My love of glass ionomer materials has been well documented here in Pearls for Your Practice. Last month, I confessed that I ignored glass ionomers in the past, which was a detriment to my patients and me. My rediscovery of glass ionomers has opened my eyes to the array of choices on the market.
Ionolux's properties make it easy to use. With a newly designed capsule, Voco has eliminated the need for an activator, which saves a step and the need for an extra instrument in the operatory. The new capsule also has an adjustable applicator tip that is easy to angle into hard-to-reach areas. Like many other materials I use and love, Ionolux requires a triturator for mixing. If you've punted your triturator to the curb, consider investing in a new one. Triturators aren't just for amalgam anymore!
Many of the latest glass ionomer materials are chemical cured, so it's of vital importance to give them time to set fully. This takes discipline. Sometimes that means I have to leave the operatory for a few minutes so I'm not tempted to adjust prematurely. Ionolux is light cured, which means I can adjust and finish immediately after light curing—no more leaving the operatory to keep myself from jumping the gun.

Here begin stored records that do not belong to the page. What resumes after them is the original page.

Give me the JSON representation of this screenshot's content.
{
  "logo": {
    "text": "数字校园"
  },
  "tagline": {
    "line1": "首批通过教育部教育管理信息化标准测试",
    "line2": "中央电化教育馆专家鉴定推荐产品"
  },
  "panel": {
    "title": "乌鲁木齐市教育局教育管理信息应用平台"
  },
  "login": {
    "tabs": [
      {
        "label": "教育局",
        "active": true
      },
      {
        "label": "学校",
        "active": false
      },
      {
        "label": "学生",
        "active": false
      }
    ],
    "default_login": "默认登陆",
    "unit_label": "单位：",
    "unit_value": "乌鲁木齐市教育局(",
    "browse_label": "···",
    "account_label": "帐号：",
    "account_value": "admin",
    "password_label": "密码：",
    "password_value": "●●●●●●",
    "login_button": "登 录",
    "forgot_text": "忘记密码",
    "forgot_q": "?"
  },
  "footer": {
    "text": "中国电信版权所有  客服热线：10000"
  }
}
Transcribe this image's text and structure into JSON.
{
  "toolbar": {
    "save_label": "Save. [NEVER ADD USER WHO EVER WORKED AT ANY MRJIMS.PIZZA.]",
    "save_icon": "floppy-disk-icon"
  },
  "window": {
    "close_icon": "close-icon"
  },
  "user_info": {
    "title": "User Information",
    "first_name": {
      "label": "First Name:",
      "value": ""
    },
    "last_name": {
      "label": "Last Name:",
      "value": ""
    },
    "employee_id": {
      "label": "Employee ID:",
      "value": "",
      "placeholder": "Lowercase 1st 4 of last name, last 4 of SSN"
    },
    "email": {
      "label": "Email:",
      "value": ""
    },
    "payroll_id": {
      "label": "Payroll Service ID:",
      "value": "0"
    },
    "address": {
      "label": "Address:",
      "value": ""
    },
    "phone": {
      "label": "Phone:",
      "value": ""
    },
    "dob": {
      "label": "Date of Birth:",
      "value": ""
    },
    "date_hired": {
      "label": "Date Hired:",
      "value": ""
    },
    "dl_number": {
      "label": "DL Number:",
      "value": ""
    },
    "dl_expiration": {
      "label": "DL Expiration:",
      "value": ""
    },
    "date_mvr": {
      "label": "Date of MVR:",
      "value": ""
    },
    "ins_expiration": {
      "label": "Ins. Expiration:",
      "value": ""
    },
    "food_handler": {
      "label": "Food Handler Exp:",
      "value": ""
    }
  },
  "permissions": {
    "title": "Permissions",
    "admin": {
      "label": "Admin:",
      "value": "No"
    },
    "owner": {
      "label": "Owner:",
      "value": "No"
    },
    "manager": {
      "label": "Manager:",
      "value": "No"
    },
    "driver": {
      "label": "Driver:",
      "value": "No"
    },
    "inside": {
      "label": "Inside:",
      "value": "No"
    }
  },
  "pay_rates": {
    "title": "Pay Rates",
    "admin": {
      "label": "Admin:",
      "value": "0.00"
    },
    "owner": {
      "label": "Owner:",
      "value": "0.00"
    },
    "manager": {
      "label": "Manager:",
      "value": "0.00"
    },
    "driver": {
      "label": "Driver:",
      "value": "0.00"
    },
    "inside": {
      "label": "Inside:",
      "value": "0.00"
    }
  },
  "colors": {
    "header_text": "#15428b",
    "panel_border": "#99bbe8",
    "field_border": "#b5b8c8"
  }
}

Another important feature of Ionolux is its handling. It shapes and packs easily, and it won't stick to your instrument like many traditional glass ionomers will. Ionolux blends well esthetically and is available in five different shades, so you don't have to compromise on beauty. Furthermore, fluoride release is a major benefit to using glass ionomers, and Ionolux does not disappoint in that area.
Voco recommends using Ionolux for Class IIIs, Class Vs, primary teeth, provisional fillings, core buildups, and bases. This wide array of applications makes Ionolux a beneficial material to have in your cabinet. Line-drive double for Voco!